A reunião, proposta pelo Coordenador da Frente Parlamentar Mista pela Igualdade Racial e em Defesa dos Quilombos, deputado Luiz Alberto (PT-BA), contou com o apoio do Instituto de Estudos Socioeconômicos (Inesc).

“Para aumentarmos a representação de negros e negras nos parlamentos precisamos avançar em alguns pontos: uma profunda reforma política, reforma partidária, e a garantia de cotas”, destacou o parlamentar.

Em relação à reforma política, Luiz Alberto explicou que a adoção do financiamento público pode estimular a eleição de mais parlamentares negros. “E necessária uma profunda reforma politica que interfira no poder econômico que crescentemente tem decidido eleições. Para acabar com isso, o financiamento público é fundamental”, destacou.

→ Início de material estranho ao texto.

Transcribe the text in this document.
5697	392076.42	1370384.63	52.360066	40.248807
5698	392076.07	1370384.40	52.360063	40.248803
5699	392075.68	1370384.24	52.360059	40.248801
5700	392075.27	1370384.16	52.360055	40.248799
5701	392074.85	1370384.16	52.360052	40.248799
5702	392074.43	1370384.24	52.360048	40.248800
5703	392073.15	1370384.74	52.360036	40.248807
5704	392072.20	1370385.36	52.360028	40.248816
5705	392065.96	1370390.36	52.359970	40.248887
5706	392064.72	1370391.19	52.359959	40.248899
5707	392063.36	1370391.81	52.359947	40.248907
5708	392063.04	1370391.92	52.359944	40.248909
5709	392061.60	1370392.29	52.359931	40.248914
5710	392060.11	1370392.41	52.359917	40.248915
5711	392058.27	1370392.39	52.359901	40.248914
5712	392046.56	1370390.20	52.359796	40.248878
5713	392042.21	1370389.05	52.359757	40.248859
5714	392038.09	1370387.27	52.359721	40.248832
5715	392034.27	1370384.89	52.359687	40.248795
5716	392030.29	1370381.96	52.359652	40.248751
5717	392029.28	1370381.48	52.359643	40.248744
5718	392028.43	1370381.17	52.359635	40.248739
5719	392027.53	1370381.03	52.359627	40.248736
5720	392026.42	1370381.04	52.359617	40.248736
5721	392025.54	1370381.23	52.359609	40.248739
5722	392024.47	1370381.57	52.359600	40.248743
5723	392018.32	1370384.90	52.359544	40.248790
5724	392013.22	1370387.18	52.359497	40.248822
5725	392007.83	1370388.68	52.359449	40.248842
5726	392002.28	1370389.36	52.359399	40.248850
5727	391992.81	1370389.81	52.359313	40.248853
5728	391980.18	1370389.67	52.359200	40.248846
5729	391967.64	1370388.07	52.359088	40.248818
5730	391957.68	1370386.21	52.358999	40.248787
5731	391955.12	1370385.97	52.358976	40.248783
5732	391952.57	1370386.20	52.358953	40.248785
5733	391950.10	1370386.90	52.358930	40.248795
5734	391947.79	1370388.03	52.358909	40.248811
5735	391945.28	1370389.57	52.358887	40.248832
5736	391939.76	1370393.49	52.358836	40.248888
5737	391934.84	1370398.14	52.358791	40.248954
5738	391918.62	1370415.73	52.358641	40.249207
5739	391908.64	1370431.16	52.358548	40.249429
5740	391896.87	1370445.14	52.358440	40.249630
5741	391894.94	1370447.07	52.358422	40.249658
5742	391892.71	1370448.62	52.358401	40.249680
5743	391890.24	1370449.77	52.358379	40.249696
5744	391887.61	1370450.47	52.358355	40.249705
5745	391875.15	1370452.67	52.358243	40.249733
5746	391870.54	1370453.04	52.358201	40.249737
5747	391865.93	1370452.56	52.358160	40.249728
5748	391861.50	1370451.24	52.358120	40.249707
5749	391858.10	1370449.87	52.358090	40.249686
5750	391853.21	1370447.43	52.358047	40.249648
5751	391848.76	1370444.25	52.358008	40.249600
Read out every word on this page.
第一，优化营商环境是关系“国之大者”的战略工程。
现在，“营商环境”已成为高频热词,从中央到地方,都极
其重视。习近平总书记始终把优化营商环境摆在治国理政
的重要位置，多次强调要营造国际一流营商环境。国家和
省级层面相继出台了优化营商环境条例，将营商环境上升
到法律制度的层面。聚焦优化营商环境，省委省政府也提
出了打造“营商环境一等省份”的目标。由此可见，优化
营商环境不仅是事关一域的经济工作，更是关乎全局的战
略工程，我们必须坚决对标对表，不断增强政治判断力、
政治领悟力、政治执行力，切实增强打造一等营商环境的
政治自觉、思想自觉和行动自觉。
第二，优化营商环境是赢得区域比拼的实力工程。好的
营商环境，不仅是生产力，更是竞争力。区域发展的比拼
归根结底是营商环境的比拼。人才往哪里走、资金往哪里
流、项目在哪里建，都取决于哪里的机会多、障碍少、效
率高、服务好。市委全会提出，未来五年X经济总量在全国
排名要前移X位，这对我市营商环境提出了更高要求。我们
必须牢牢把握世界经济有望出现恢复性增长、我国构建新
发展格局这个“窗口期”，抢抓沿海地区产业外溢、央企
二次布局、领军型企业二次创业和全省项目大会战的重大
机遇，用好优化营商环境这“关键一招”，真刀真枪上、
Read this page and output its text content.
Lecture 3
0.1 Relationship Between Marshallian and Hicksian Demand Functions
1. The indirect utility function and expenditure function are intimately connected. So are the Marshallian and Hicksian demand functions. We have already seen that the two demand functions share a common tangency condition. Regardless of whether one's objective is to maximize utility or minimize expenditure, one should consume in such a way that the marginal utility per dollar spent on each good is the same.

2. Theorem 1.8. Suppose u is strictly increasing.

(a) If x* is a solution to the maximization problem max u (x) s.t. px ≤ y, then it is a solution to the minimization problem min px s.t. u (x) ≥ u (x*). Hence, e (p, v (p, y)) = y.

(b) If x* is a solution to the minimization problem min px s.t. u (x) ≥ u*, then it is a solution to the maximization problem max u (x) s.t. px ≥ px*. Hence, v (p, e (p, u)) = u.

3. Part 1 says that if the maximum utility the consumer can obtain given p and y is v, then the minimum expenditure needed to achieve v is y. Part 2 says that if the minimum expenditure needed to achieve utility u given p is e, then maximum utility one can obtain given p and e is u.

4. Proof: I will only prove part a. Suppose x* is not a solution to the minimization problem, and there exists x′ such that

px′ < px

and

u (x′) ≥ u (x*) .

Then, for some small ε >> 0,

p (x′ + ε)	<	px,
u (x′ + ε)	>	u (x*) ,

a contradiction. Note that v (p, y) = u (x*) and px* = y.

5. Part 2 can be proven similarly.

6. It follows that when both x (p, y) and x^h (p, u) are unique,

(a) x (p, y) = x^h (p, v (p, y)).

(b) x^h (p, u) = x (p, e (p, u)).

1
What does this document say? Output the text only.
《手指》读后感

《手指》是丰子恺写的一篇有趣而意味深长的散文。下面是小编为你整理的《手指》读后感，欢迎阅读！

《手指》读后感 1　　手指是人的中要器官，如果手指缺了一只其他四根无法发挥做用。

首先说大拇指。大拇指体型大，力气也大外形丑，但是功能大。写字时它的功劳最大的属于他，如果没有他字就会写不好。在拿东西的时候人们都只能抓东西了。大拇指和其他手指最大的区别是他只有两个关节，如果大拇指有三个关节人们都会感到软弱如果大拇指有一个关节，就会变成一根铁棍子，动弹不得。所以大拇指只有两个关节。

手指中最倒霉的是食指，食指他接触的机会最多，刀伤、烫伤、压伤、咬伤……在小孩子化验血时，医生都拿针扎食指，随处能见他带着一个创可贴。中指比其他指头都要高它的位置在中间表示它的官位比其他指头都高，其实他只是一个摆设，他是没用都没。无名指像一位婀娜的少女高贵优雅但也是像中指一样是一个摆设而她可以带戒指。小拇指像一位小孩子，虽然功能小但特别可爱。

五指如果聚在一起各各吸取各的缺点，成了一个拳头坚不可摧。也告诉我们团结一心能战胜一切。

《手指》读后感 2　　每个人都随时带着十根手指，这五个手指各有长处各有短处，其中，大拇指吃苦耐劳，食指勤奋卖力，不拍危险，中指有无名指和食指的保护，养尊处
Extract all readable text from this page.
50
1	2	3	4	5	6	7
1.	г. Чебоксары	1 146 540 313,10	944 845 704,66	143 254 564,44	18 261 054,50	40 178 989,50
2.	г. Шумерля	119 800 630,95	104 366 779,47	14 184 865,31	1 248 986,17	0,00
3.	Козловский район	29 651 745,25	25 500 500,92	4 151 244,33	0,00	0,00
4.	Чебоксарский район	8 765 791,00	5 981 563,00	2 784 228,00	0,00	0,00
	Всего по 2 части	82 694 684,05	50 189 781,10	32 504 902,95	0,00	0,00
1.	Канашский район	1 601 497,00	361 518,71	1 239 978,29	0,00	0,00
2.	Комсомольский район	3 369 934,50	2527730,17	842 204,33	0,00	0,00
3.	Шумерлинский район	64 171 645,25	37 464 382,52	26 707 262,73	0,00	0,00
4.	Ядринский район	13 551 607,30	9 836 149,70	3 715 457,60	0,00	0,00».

O deputado Luiz Alberto também apontou a adoção das cotas como ferramenta para garantir maior presença de parlamentares negros nos parlamentos.

“Por isso apresentei a PEC 116/11, já experimentada em alguns países do mundo, que reserva cotas na composição dos parlamentos”, observou. Se adotada a proposta, de acordo com Luiz Alberto, “os partidos necessariamente vão lançar candidatos negros para ocuparem esses espaços”, apontou o parlamentar.

Sucesso- Ao justificar a necessidade da adoção das cotas, o parlamentar apontou que esse tipo de política de afirmação racial já é um sucesso em todo o país. “Acredito que o mesmo caminho que o Brasil vem tomando para forçar uma maior participação negra na sociedade, como é o caso das cotas raciais nas universidades, também vai permitir aumentar a representação negra nos parlamentos do País”, afirmou.

Também participaram do seminário a ministra da Secretaria de Políticas de Promoção da Igualdade Racial, Luiza Bairros; o secretário da Igualdade Racial do DF, Veridiano Custódio; o professor doutor da Universidade Federal da Bahia, Cloves Oliveira; e o representante do INESC, José Antônio Moroni.